E apesar de lhe ter confirmado que não escreveria, transcrevo-o. Porque neste nosso Alentejo, onde se respira o devagar, devagarinho, e do vagar fazem moda, precisamos igualmente de pessoas “aceleradas”. Precisamos como de pão para a boca de líderes que tenham o juízo da celeridade, e a consciência em serenidade. “É muito bonita a palavra fundador, e Vasco Eugénio de Almeida foi o visionário, criou esta realidade com aquilo que era seu: o seu legado, os seus valores e o seu património. E depois a capacidade de todas as pessoas que por aqui passaram, isto é fruto do muito trabalho, de muito tempo”, segreda a secretária-geral da Fundação. Comovida, acrescenta: “Tenho muito prazer, a alegria e… a honra por ser uma, entre muitos. Mas serei sempre e somente isso, uma entre tantos”.

O PAPEL DAS FUNDAÇÕES

Maria do Céu Ramos ocupa outro cargo de peso, pois preside o Centro Português de Fundações (CPF), que reúne centena e meia das mais prestigiadas instituições, com a relevância que sabemos na sociedade portuguesa, desde a Fundação Calouste Gulbenkian, à Francisco Manuel dos Santos, BCP, Fundação do Oriente, entre outras.

“As fundações são instituições que colocam o seu património privado ao serviço do interesse geral”, lembra a presidente reeleita para o seu segundo mandato. “É muito honroso para mim representar a FEA à frente do conjunto das fundações portuguesas. E devo dizer estou satisfeita pela evolução deste mandato e meio, porque além de representar o sector junto dos poderes públicos e comunicar o valor que os nossos associados encerram, conseguirmos criar parcerias novas e alianças entre fundações em torno de uma ideia de força, que é a filantropia. Desde logo, pelo impacto social. Tenho posto muito ênfase para aumentar esse impacto, e também para que haja reconhecimento desse impacto do sector na sociedade”. “Depois”, prossegue, “há a questão essencial da ética. Para que mantenhamos uma governança, onde primam a ética e a transparência. As fundações estão, e bem, expostas a muito escrutínio, logo as nossas reputação e credibilidade são muito marcantes para o saudável desenvolvimento de todo o trabalho social que temos e para a sua valorização”. No próximo dia 6 de dezembro o CPF celebra os seus 30 anos de existência e nessa ocasião será apresentada uma publicação comemorativa, contendo entrevistas aos que lhe presidiram.
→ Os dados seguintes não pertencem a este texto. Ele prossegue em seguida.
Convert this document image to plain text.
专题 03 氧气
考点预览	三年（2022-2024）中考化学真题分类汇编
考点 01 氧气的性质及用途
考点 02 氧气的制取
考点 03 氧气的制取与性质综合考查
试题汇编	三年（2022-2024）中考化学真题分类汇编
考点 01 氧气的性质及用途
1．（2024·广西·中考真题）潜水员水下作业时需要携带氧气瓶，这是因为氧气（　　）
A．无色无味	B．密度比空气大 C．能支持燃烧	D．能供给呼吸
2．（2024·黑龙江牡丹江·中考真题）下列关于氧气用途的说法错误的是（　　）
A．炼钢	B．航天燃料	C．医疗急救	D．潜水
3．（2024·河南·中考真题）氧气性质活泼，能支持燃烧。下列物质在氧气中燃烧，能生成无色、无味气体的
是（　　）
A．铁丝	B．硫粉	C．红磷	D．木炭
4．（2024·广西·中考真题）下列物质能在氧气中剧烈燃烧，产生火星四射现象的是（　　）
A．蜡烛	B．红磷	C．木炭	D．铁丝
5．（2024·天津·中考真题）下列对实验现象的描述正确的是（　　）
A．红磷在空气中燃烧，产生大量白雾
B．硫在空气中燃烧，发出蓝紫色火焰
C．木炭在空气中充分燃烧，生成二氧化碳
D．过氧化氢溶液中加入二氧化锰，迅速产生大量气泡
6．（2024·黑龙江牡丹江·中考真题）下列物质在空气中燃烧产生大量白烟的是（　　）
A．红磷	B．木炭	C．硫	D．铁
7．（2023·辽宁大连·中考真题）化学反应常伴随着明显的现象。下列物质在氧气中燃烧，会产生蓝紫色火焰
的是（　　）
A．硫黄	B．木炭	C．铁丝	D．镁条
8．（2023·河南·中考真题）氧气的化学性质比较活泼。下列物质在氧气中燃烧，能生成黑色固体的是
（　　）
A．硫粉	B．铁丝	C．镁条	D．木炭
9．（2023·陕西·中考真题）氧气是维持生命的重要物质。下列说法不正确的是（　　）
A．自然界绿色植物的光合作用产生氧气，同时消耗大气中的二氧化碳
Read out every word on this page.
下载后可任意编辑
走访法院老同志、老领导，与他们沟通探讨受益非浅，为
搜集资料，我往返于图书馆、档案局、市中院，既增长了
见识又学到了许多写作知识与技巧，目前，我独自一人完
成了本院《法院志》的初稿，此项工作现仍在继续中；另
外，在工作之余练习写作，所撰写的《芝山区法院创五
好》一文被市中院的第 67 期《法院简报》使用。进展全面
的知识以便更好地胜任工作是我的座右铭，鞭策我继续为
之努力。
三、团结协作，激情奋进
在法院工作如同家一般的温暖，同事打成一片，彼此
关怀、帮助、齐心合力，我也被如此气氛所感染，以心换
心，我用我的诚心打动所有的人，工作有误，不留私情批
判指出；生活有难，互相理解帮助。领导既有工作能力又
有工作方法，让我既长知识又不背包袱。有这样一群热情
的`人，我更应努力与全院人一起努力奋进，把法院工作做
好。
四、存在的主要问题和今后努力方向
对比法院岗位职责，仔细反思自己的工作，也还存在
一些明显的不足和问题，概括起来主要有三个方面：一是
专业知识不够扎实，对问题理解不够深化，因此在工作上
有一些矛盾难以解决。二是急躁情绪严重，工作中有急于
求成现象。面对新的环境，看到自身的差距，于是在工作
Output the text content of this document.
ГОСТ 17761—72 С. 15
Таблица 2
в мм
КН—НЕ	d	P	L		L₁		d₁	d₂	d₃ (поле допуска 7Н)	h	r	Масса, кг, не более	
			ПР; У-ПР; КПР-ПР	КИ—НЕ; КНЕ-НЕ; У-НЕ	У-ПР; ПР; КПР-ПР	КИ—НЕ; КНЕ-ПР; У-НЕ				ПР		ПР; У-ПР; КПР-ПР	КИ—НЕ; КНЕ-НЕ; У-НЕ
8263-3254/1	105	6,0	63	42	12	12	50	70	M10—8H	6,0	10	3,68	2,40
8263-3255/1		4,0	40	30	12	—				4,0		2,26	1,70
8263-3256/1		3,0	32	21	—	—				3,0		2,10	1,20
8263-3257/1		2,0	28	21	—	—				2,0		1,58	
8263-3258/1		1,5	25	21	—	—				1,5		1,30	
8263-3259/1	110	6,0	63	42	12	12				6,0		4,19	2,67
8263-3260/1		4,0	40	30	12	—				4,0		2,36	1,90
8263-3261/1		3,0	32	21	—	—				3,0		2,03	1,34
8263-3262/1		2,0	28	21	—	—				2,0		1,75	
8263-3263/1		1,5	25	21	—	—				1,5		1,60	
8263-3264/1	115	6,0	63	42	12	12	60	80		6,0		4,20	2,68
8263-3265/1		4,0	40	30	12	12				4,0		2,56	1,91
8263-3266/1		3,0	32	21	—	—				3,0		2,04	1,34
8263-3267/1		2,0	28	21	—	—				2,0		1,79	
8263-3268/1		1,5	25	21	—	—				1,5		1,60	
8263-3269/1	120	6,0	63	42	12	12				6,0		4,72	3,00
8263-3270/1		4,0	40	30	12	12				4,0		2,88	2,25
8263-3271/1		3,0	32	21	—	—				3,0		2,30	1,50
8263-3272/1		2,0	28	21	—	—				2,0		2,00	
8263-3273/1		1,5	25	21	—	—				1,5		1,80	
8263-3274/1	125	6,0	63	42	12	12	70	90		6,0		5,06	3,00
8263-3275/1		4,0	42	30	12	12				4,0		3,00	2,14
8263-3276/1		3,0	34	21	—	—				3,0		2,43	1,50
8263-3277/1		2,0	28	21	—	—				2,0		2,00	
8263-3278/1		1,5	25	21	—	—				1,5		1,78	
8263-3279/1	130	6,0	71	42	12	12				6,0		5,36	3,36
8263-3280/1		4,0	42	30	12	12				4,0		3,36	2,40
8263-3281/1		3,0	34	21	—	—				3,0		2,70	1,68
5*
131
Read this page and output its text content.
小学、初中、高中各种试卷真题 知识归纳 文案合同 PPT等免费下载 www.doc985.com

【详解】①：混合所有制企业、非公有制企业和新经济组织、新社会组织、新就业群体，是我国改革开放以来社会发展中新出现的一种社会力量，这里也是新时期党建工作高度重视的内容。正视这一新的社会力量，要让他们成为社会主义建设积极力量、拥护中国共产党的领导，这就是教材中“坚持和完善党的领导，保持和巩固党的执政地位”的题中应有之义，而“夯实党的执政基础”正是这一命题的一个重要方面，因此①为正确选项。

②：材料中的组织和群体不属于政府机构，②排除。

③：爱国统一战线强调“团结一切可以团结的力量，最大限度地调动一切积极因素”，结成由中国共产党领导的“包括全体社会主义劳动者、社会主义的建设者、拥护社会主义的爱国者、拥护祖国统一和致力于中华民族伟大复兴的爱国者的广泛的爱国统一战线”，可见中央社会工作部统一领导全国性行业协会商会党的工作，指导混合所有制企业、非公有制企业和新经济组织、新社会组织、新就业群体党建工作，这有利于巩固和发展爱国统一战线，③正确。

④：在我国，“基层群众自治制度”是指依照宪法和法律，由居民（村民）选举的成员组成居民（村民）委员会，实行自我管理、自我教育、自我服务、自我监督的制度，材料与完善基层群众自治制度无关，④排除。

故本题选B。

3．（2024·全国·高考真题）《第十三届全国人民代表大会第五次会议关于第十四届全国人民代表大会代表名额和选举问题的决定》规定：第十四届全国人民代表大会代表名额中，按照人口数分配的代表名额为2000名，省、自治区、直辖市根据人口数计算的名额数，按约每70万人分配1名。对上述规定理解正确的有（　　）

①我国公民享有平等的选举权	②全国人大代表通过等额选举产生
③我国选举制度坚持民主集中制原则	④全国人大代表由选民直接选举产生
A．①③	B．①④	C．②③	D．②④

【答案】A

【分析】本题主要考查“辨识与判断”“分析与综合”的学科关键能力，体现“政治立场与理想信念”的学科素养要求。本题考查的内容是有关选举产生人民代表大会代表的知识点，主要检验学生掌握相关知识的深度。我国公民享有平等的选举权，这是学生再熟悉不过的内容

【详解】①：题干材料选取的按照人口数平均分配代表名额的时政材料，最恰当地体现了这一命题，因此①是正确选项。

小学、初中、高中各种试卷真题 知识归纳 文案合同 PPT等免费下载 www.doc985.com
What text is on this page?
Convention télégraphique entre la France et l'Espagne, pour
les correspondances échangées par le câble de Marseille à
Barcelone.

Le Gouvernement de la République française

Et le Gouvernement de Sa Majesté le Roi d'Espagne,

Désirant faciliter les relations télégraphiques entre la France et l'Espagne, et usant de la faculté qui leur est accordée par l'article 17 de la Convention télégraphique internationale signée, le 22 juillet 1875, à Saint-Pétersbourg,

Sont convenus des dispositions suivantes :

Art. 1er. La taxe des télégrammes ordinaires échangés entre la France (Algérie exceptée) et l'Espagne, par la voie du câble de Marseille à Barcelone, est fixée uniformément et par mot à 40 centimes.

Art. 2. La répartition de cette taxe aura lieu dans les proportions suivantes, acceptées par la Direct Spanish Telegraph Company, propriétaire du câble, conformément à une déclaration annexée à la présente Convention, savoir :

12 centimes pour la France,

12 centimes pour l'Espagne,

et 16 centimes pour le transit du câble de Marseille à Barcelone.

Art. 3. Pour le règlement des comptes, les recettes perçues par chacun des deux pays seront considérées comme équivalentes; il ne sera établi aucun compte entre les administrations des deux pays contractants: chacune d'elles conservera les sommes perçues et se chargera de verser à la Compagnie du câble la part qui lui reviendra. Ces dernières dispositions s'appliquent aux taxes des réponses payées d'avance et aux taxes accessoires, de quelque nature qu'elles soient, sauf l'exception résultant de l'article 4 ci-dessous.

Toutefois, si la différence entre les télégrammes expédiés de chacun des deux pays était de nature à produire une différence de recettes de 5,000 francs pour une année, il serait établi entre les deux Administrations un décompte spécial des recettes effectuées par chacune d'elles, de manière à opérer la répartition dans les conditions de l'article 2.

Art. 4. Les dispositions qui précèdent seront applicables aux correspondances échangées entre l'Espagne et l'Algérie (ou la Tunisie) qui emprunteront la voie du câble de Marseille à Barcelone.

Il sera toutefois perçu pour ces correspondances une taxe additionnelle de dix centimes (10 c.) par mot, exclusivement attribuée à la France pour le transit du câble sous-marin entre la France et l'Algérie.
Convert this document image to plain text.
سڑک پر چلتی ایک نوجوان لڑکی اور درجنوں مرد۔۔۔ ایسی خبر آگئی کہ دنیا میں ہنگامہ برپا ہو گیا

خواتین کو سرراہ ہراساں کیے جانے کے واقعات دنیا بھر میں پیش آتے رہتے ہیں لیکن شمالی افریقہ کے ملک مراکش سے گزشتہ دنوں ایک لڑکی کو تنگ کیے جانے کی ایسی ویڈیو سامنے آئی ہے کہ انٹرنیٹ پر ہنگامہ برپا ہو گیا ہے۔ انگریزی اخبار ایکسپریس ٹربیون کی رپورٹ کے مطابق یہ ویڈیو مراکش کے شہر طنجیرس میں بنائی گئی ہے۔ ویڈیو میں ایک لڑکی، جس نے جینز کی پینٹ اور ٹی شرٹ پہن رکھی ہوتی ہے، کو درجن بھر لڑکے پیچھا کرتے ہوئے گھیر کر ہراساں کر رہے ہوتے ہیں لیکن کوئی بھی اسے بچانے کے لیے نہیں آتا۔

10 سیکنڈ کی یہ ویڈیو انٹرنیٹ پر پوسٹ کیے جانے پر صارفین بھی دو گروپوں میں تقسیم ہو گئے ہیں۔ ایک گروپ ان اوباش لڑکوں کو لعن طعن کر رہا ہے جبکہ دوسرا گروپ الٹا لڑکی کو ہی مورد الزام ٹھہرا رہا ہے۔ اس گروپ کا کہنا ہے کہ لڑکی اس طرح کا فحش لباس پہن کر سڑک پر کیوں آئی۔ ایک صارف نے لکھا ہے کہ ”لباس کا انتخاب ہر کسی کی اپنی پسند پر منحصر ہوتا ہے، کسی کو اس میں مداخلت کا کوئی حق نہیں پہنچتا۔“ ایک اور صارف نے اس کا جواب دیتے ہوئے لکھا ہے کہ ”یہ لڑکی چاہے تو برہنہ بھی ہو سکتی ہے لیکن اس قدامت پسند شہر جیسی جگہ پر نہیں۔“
Deste modo, Carlos Monjardino, Rui Vilar, Santos Silva, Luís Braga da Cruz e Maria do Céu Ramos, a primeira mulher a liderar este poderoso grémio, traduzirão, todos eles, os seus pareceres em livro. “Há que assumir esse ónus sobre as fundações, de exigência ética, de serem um pouco melhor que o ‘mainstream’ de todas as outras associações”, conclui.

CAPITAL DA CULTURA

Obviamente o Évora 27 teria de vir à baila, na nossa conversa, e adjetivou-o rapidamente como sendo “um momento fantástico”. Mostrando-me um dossier de 2016, aponta que “desde esta época a ideia é trabalhada no seio da FEA e com a cidade; com Ceia da Silva [à época presidente do Turismo do Alentejo], André Espenica [secretário da Cimac], Ana Paula Amendoeira [Diretora Regional de Cultura], uma grande mulher ao serviço da cultura e, claro, com a Câmara Municipal de Évora”. Naturalmente que caberia ao município “dar a cara” pela iniciativa formal, agarrar no projeto e convidar quem está, para construírem oficialmente a candidatura. Ao longo desse processo houve altos e baixos, como sabemos, e “em dois ou três momentos a Fundação Eugénio de Almeida teve um papel fundamental, quando a esperança decrescia”. Justifica-se na diferença entre o privado e o público, onde “o tempo político ocupa um espaço, que empurra ou faz esquecer determinados projetos, em função das prioridades e dos ciclos eleitorais”. A estabilidade e persistência da FEA, sendo à época a única entidade privada neste projeto, foi, percebe-se nas entrelinhas, de extrema pertinência.

EM CARTEIRA

Do passado recente, ao futuro próximo, a FEA, além de Évora 27 no seu todo, tem duas iniciativas autónomas aprovadas. A do “Labirinto da Cidade”, que é “uma ágora móvel contemporânea, a criação de uma estrutura do arquiteto João Ribeiro Mendes” que irá pela cidade fora, pelo concelho fora, e onde todos partilharão um espaço de diálogo e performance. “E uma grande exposição, provavelmente sobre a paisagem”, a natureza, o clima, ainda em análise, no conceito da curadoria. Vislumbramos melhor em torno da entrevista, para lá desse mistério do que teria sido esta mulher, esta senhora, se tivesse prosseguido a sua carreira na alta esfera da política nacional, em paralelo com a realidade que assumiu na sociedade alentejana. Prevejo-a arreliada, por assim a descrever, quando permanentemente prefere a modéstia do esforço à luz dos centros de atenção. “Foi uma boa escolha”, diz, “continuei a servir a minha terra, a minha cidade e região, de maneira efetiva e transformadora” dos contextos e panoramas. Tem consciência dos resultados aqui serem mensuráveis e tangíveis. “Talvez se tivesse ficado na política não pudesse fazer este balanço comensurável do que foi feito. Sabe, sou alguém muito relacionada com o espaço público. Mas sou-o com muito desprendimento”. Dialoga com a franqueza de ser o produto de uma vida de aprendizagem contínua, e “uma pessoa de 60 anos hoje, não é a mesma que era há umas décadas. Tenho convicções, mantendo-me aberta, flexível e descobri que quando tinha os meus 25 anos tinha mais certezas das que tenho agora. Quem sabe, hei de fazer ainda muita coisa, sobretudo projetos na área da transformação social”. É o que se espera de Maria do Céu Ramos, de facto. Mas com ela, não se espera sentado. É em movimento, numa perpétua troca de ideias, onde aquilo que se pode fazer hoje não se deixa para amanhã. Porque amanhã, haverá mais, simplesmente.